Le 11 février dernier, le musée du quai Branly a proposé une conférence portant sur le Seigneur des Anneaux et Harry Potter en tant qu’épopées juvéniles, présentée par l’auteur Jean-Claude Milner. Wendy et Ipiutiminelle y étaient et vous proposent un compte-rendu de la présentation.


Il convient tout d’abord, avant de procéder au compte rendu de cette conférence, de définir ce que Jean-Claude Milner entend par « épopée juvénile ». Il s’agit pour lui de la rencontre, qui s’est opérée au XXe siècle, entre l’épopée, qui existe depuis l’antiquité, et la littérature enfantine, qui, d’après lui, commence après Rousseau.
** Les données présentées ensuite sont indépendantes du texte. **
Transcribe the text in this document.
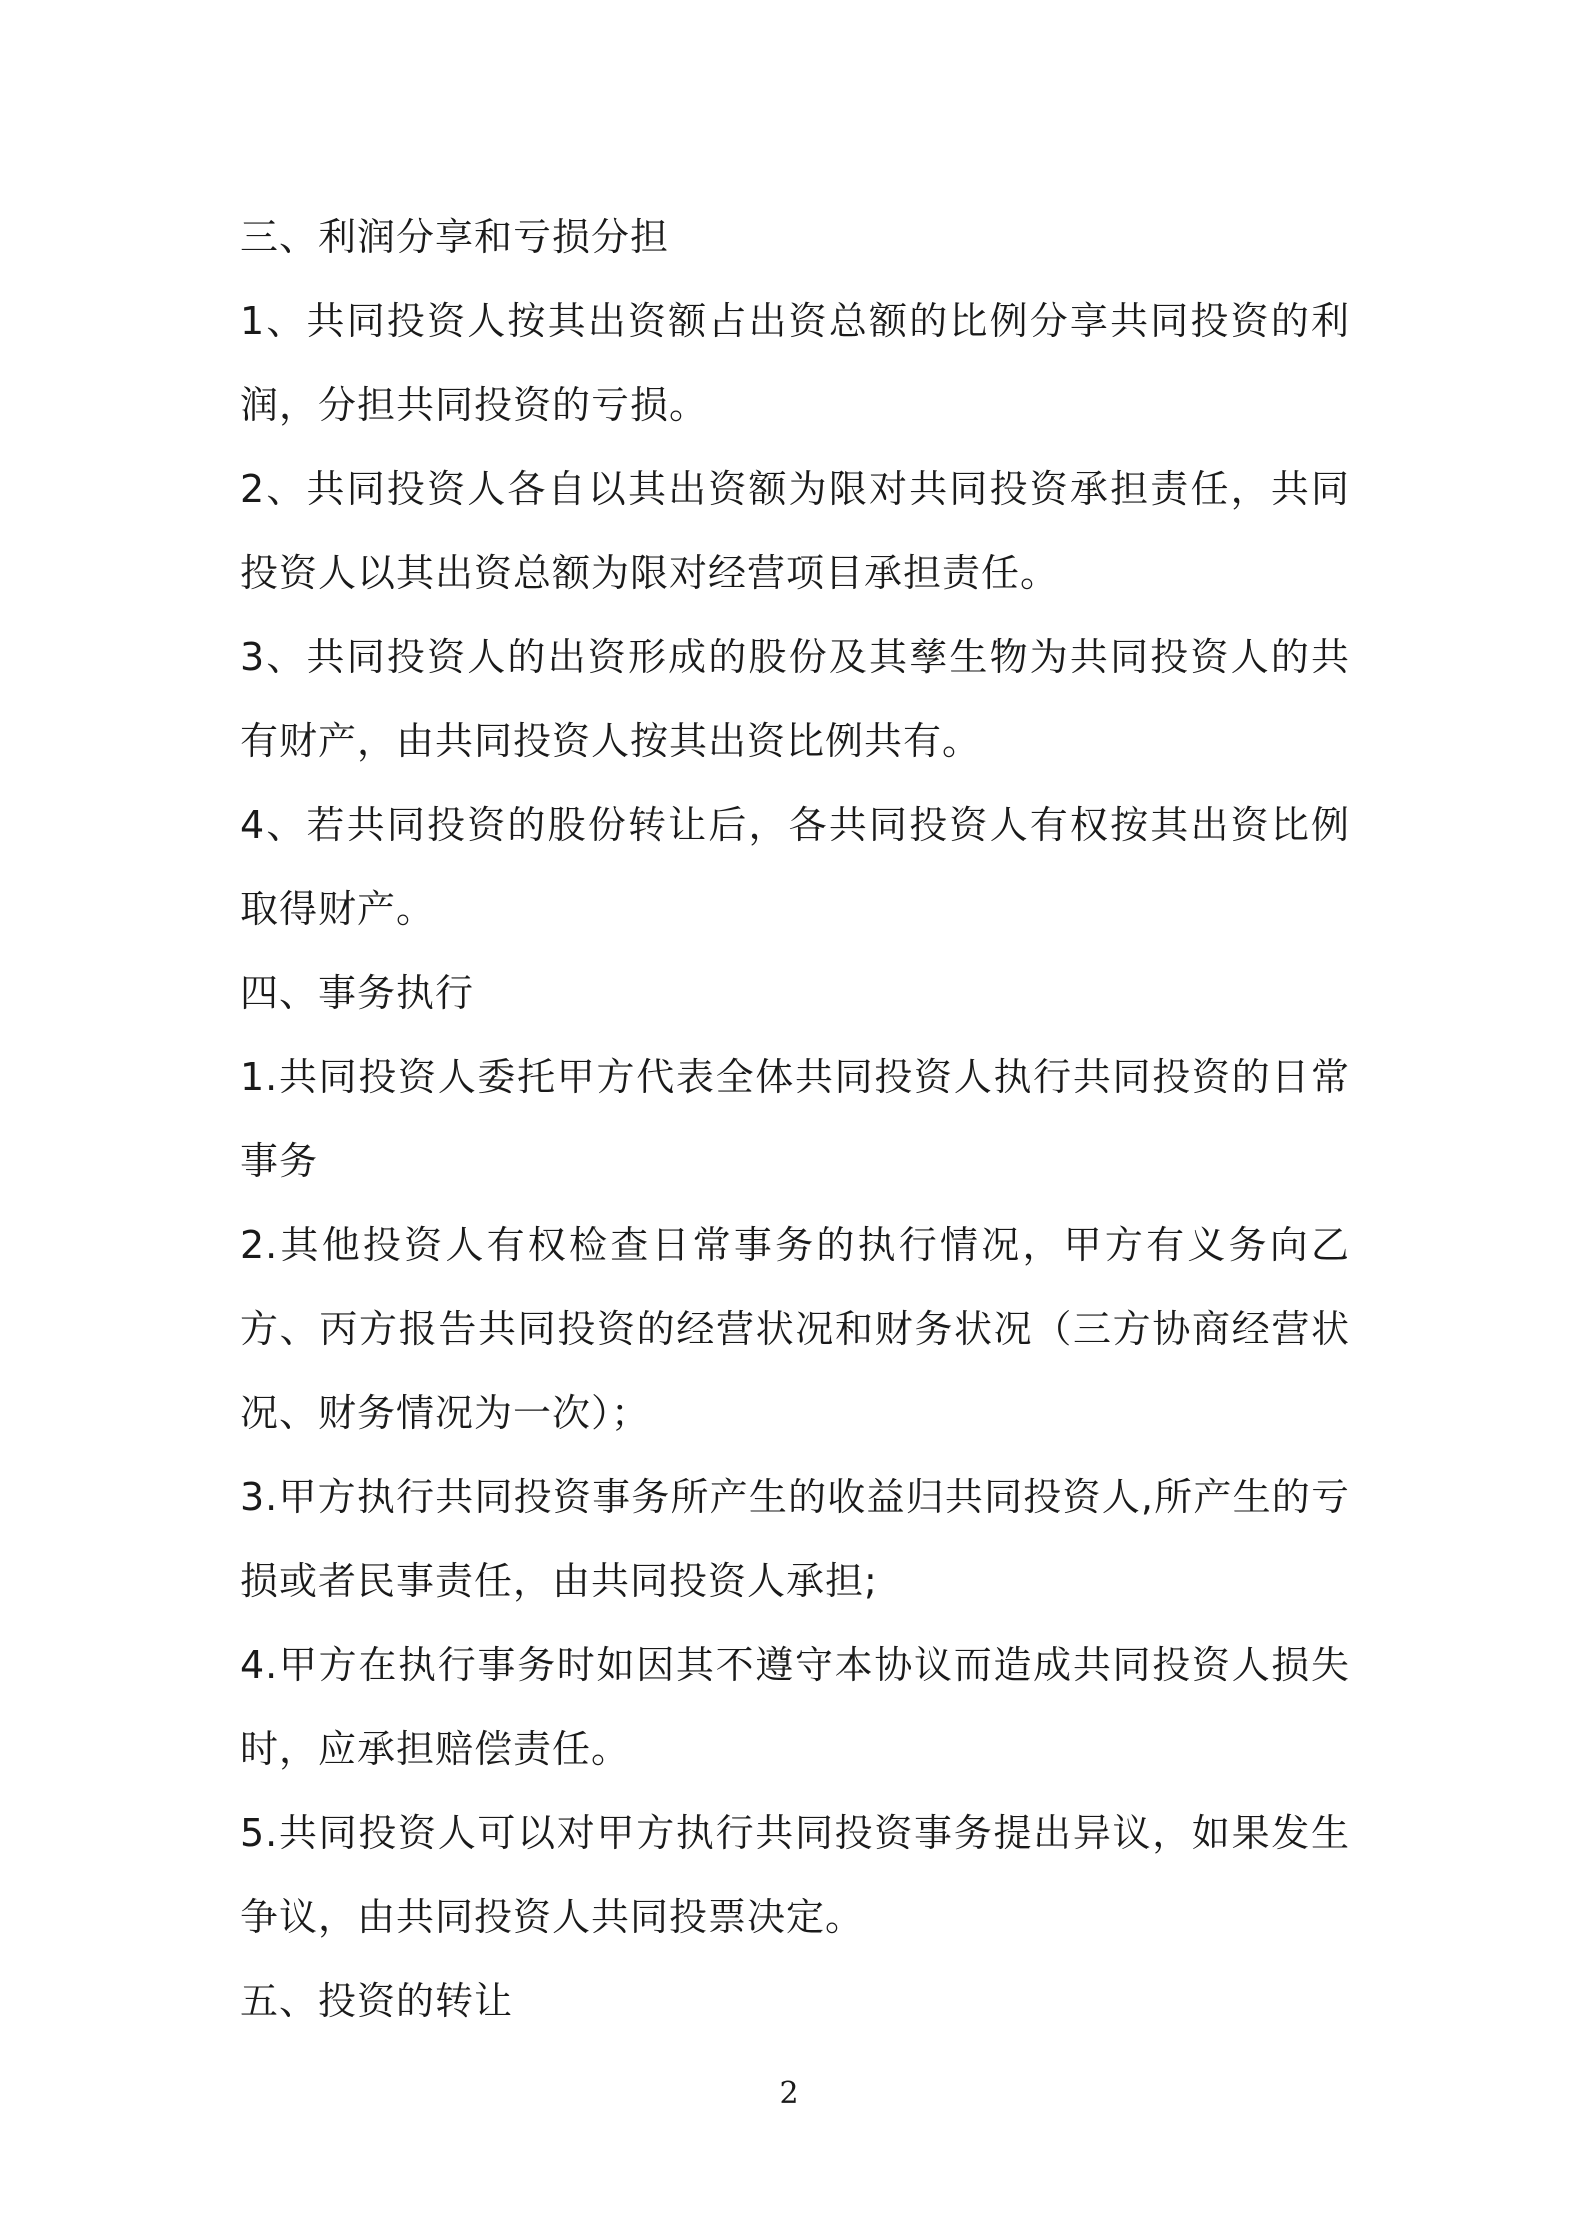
三、利润分享和亏损分担

1、共同投资人按其出资额占出资总额的比例分享共同投资的利润，分担共同投资的亏损。

2、共同投资人各自以其出资额为限对共同投资承担责任，共同投资人以其出资总额为限对经营项目承担责任。

3、共同投资人的出资形成的股份及其孳生物为共同投资人的共有财产，由共同投资人按其出资比例共有。

4、若共同投资的股份转让后，各共同投资人有权按其出资比例取得财产。

四、事务执行

1.共同投资人委托甲方代表全体共同投资人执行共同投资的日常事务

2.其他投资人有权检查日常事务的执行情况，甲方有义务向乙方、丙方报告共同投资的经营状况和财务状况（三方协商经营状况、财务情况为一次）；

3.甲方执行共同投资事务所产生的收益归共同投资人,所产生的亏损或者民事责任，由共同投资人承担;

4.甲方在执行事务时如因其不遵守本协议而造成共同投资人损失时，应承担赔偿责任。

5.共同投资人可以对甲方执行共同投资事务提出异议，如果发生争议，由共同投资人共同投票决定。

五、投资的转让

2
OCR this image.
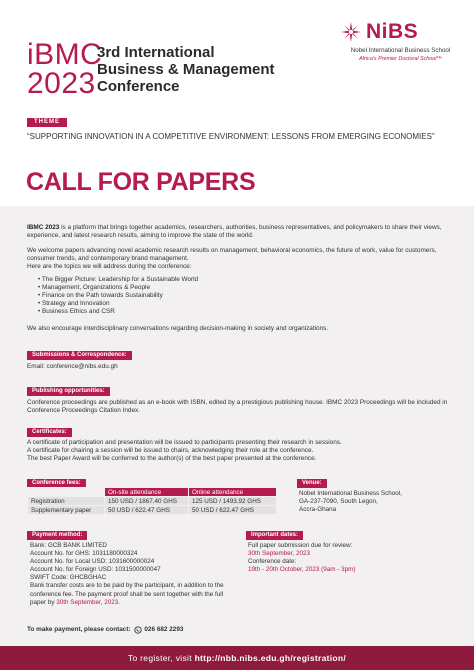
iBMC
2023
3rd International
Business & Management
Conference
NiBS
Nobel International Business School
Africa's Premier Doctoral School™
THEME
“SUPPORTING INNOVATION IN A COMPETITIVE ENVIRONMENT: LESSONS FROM EMERGING ECONOMIES”
CALL FOR PAPERS
IBMC 2023 is a platform that brings together academics, researchers, authorities, business representatives, and policymakers to share their views, experience, and latest research results, aiming to improve the state of the world.
We welcome papers advancing novel academic research results on management, behavioral economics, the future of work, value for customers, consumer trends, and contemporary brand management.
Here are the topics we will address during the conference:
• The Bigger Picture: Leadership for a Sustainable World
• Management, Organizations & People
• Finance on the Path towards Sustainability
• Strategy and Innovation
• Business Ethics and CSR
We also encourage interdisciplinary conversations regarding decision-making in society and organizations.
Submissions & Correspondence:
Email: conference@nibs.edu.gh
Publishing opportunities:
Conference proceedings are published as an e-book with ISBN, edited by a prestigious publishing house. IBMC 2023 Proceedings will be included in Conference Proceedings Citation Index.
Certificates:
A certificate of participation and presentation will be issued to participants presenting their research in sessions.
A certificate for chairing a session will be issued to chairs, acknowledging their role at the conference.
The best Paper Award will be conferred to the author(s) of the best paper presented at the conference.
Conference fees:
	On-site attendance	Online attendance
Registration	150 USD / 1867.40 GHS	125 USD / 1493.92 GHS
Supplementary paper	50 USD / 622.47 GHS	50 USD / 622.47 GHS
Venue:
Nobel International Business School,
GA-237-7090, South Legon,
Accra-Ghana
Payment method:
Bank: GCB BANK LIMITED
Account No. for GHS: 1031180000324
Account No. for Local USD: 1031600000024
Account No. for Foreign USD: 1031500000047
SWIFT Code: GHCBGHAC
Bank transfer costs are to be paid by the participant, in addition to the conference fee. The payment proof shall be sent together with the full paper by 30th September, 2023.
Important dates:
Full paper submission due for review:
30th September, 2023
Conference date:
19th - 20th October, 2023 (9am - 3pm)
To make payment, please contact: 026 682 2293
To register, visit http://nbb.nibs.edu.gh/registration/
L’épopée juvénile est un récit dans lequel un héros-enfant est « jeté au monde » et doit construire ses propres alliances parce qu’il est orphelin. Le plus souvent ce héros-enfant évolue dans ce que Jean-Claude Milner appelle un « alter-monde », c’est-à-dire un univers régi par des lois différentes de notre monde.

Selon Jean-Claude Milner, Le Seigneur des Anneaux et Harry Potter correspondent à cette définition : Frodon se retrouve seul après le départ de son oncle Bilbon et affronte des épreuves en compagnie d’autre hobbits (que Jean-Claude Milner associe à des figures enfantines) ; Harry Potter est le cas classique de l’orphelin qui part à l’aventure.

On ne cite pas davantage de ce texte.